M.H. : Le hic, c’est que le gouvernement a dit niet à de nombreuses reprises au secteur intermédiaire ?
G.B. : Le gouvernement doit prendre conscience que c’est le seul moyen de garder les enfants du pays. Aujourd’hui, il ne fait rien pour cette communauté.

M.H. : Que devient l’UDM ? On ne vous entend pas beaucoup…
G.B. : Il est vrai qu’on a pris un coup sur la tête après les élections car on ne s’attendait pas à la défaite. Après une période de flottement, on est prêt à repartir. Il est évident que la reconstruction est difficile. Beaucoup de cadres nous ont quittés et nous avons besoin de rajeunir les effectifs. Heureusement, des gens nous adressent leurs messages de sympathie. 40 % des Monégasques ont voté pour nous. Nous leur donnons rendez-vous le 14 janvier au Novotel pour une réunion publique. Nous organiserons une réunion politique par trimestre.

M.H. : L’Unam a tiré le rideau ?
G.B. : Je ne sais pas ce que devient le parti mais en tout cas, les Unam sont toujours en relation avec nous.

MP.H. : On note un désintérêt pour la politique de la part des Monégasques, depuis la dernière campagne électorale. Vous l’avez ressenti ?
G.B. : Effectivement, cette campagne a été tellement horrible, les gens ont tellement trouvé inadmissible que cela se passe de cette manière à Monaco qu’il y a eu comme un coup d’arrêt. Un rejet de la politique par beaucoup de Monégasques. Il y a moins d’un an, on nous a tout mis sur le dos : l’affaire du Petit Niçois, du collectif sainte Dévote et même l’incendie de la villa de Stéphane Valeri ! Je trouve d’ailleurs anormal que pour toutes ces affaires, on ne sache pas où en sont les enquêtes. Pour le collectif sainte Dévote, j’ai cru comprendre que l’enquête a même démarré 3 mois après les faits pour se terminer peu de temps après… C’est pour le moins curieux. En contrepartie, on s’acharne contre Jean-François Robillon alors qu’il n’est pas illégal de commanditer un sondage.
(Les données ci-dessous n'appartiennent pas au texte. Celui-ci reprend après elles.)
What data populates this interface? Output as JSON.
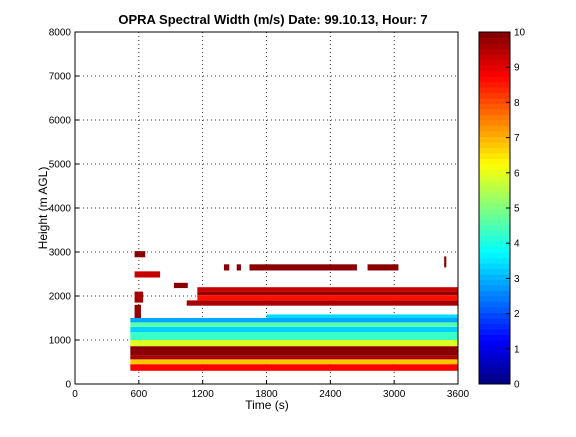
{
  "chart_data": {
    "type": "heatmap",
    "title": "OPRA Spectral Width (m/s)  Date: 99.10.13, Hour: 7",
    "xlabel": "Time (s)",
    "ylabel": "Height (m AGL)",
    "xlim": [
      0,
      3600
    ],
    "ylim": [
      0,
      8000
    ],
    "xticks": [
      0,
      600,
      1200,
      1800,
      2400,
      3000,
      3600
    ],
    "yticks": [
      0,
      1000,
      2000,
      3000,
      4000,
      5000,
      6000,
      7000,
      8000
    ],
    "grid": true,
    "colorbar": {
      "range": [
        0,
        10
      ],
      "ticks": [
        0,
        1,
        2,
        3,
        4,
        5,
        6,
        7,
        8,
        9,
        10
      ],
      "colormap": "jet",
      "placement": "right"
    },
    "layers": [
      {
        "height_bottom": 300,
        "height_top": 450,
        "time_start": 520,
        "time_end": 3600,
        "value": 8.8
      },
      {
        "height_bottom": 450,
        "height_top": 560,
        "time_start": 520,
        "time_end": 3600,
        "value": 6.8
      },
      {
        "height_bottom": 560,
        "height_top": 650,
        "time_start": 520,
        "time_end": 3600,
        "value": 9.6
      },
      {
        "height_bottom": 650,
        "height_top": 860,
        "time_start": 520,
        "time_end": 3600,
        "value": 9.9
      },
      {
        "height_bottom": 860,
        "height_top": 1000,
        "time_start": 520,
        "time_end": 3600,
        "value": 5.9
      },
      {
        "height_bottom": 1000,
        "height_top": 1180,
        "time_start": 520,
        "time_end": 3600,
        "value": 4.3
      },
      {
        "height_bottom": 1180,
        "height_top": 1300,
        "time_start": 520,
        "time_end": 3600,
        "value": 3.3
      },
      {
        "height_bottom": 1300,
        "height_top": 1400,
        "time_start": 520,
        "time_end": 3600,
        "value": 4.6
      },
      {
        "height_bottom": 1400,
        "height_top": 1500,
        "time_start": 520,
        "time_end": 3600,
        "value": 2.9
      },
      {
        "height_bottom": 1500,
        "height_top": 1580,
        "time_start": 1800,
        "time_end": 3600,
        "value": 3.4
      },
      {
        "height_bottom": 1780,
        "height_top": 1900,
        "time_start": 1050,
        "time_end": 3600,
        "value": 9.6
      },
      {
        "height_bottom": 1900,
        "height_top": 2020,
        "time_start": 1150,
        "time_end": 3600,
        "value": 8.6
      },
      {
        "height_bottom": 2020,
        "height_top": 2100,
        "time_start": 1150,
        "time_end": 3600,
        "value": 9.8
      },
      {
        "height_bottom": 2100,
        "height_top": 2200,
        "time_start": 1150,
        "time_end": 3600,
        "value": 9.3
      },
      {
        "height_bottom": 2580,
        "height_top": 2720,
        "time_start": 1640,
        "time_end": 2650,
        "value": 9.9
      },
      {
        "height_bottom": 2580,
        "height_top": 2720,
        "time_start": 2750,
        "time_end": 3040,
        "value": 9.9
      },
      {
        "height_bottom": 2420,
        "height_top": 2560,
        "time_start": 560,
        "time_end": 800,
        "value": 9.3
      },
      {
        "height_bottom": 2880,
        "height_top": 3020,
        "time_start": 560,
        "time_end": 660,
        "value": 9.9
      },
      {
        "height_bottom": 1850,
        "height_top": 2100,
        "time_start": 560,
        "time_end": 640,
        "value": 9.6
      },
      {
        "height_bottom": 1500,
        "height_top": 1800,
        "time_start": 560,
        "time_end": 620,
        "value": 9.8
      },
      {
        "height_bottom": 2180,
        "height_top": 2300,
        "time_start": 930,
        "time_end": 1060,
        "value": 9.9
      },
      {
        "height_bottom": 2580,
        "height_top": 2720,
        "time_start": 1400,
        "time_end": 1450,
        "value": 9.9
      },
      {
        "height_bottom": 2580,
        "height_top": 2720,
        "time_start": 1520,
        "time_end": 1560,
        "value": 9.9
      },
      {
        "height_bottom": 2650,
        "height_top": 2900,
        "time_start": 3470,
        "time_end": 3490,
        "value": 9.9
      }
    ]
  }
}
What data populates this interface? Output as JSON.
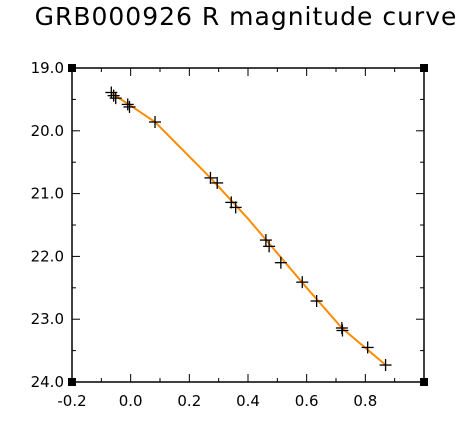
{
  "chart_data": {
    "type": "scatter",
    "title": "GRB000926 R magnitude curve",
    "xlabel": "",
    "ylabel": "",
    "xlim": [
      -0.2,
      1.0
    ],
    "ylim": [
      24.0,
      19.0
    ],
    "y_inverted": true,
    "grid": false,
    "xticks": [
      "-0.2",
      "0.0",
      "0.2",
      "0.4",
      "0.6",
      "0.8"
    ],
    "yticks": [
      "19.0",
      "20.0",
      "21.0",
      "22.0",
      "23.0",
      "24.0"
    ],
    "series": [
      {
        "marker": "plus",
        "color": "#000000",
        "points": [
          {
            "x": -0.066,
            "y": 19.39
          },
          {
            "x": -0.058,
            "y": 19.44
          },
          {
            "x": -0.051,
            "y": 19.48
          },
          {
            "x": -0.01,
            "y": 19.58
          },
          {
            "x": -0.004,
            "y": 19.62
          },
          {
            "x": 0.083,
            "y": 19.86
          },
          {
            "x": 0.272,
            "y": 20.75
          },
          {
            "x": 0.295,
            "y": 20.83
          },
          {
            "x": 0.343,
            "y": 21.14
          },
          {
            "x": 0.358,
            "y": 21.22
          },
          {
            "x": 0.461,
            "y": 21.74
          },
          {
            "x": 0.472,
            "y": 21.84
          },
          {
            "x": 0.512,
            "y": 22.1
          },
          {
            "x": 0.585,
            "y": 22.41
          },
          {
            "x": 0.634,
            "y": 22.71
          },
          {
            "x": 0.72,
            "y": 23.14
          },
          {
            "x": 0.722,
            "y": 23.18
          },
          {
            "x": 0.808,
            "y": 23.45
          },
          {
            "x": 0.869,
            "y": 23.73
          }
        ]
      },
      {
        "type": "line",
        "color": "#ff8c00",
        "points": [
          {
            "x": -0.066,
            "y": 19.4
          },
          {
            "x": 0.0,
            "y": 19.6
          },
          {
            "x": 0.083,
            "y": 19.86
          },
          {
            "x": 0.272,
            "y": 20.75
          },
          {
            "x": 0.4,
            "y": 21.4
          },
          {
            "x": 0.6,
            "y": 22.5
          },
          {
            "x": 0.72,
            "y": 23.14
          },
          {
            "x": 0.869,
            "y": 23.73
          }
        ]
      }
    ],
    "accent_color": "#ff8c00"
  }
}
M.H. : On lui reproche d’avoir menti ?
G.B. : Il avait des raisons pour ne pas dire tout de suite qu’il était le commanditaire. Mais je le répète : ni l’UDM ni le conseil national n’étaient au courant et n’ont participé au financement du sondage OpinionWay.

M.H. : En dehors du logement, la Société des bains de mer reste un sujet majeur pour la nouvelle majorité. Quelle est votre vision ?
G.B. : Je trouve que la majorité actuelle agit très mal envers les dirigeants de la SBM. On a toujours voulu que le conseil national ne s’immisce pas dans les affaires de cette société et nous avons appelé à sa dépolitisation. Or M. Nouvion exige d’être au courant de tout. On en revient à une situation d’avant 2003 où le conseil national exigeait d’avoir une influence sur les décisions de la société y compris sur les évolutions de carrière. C’est inacceptable.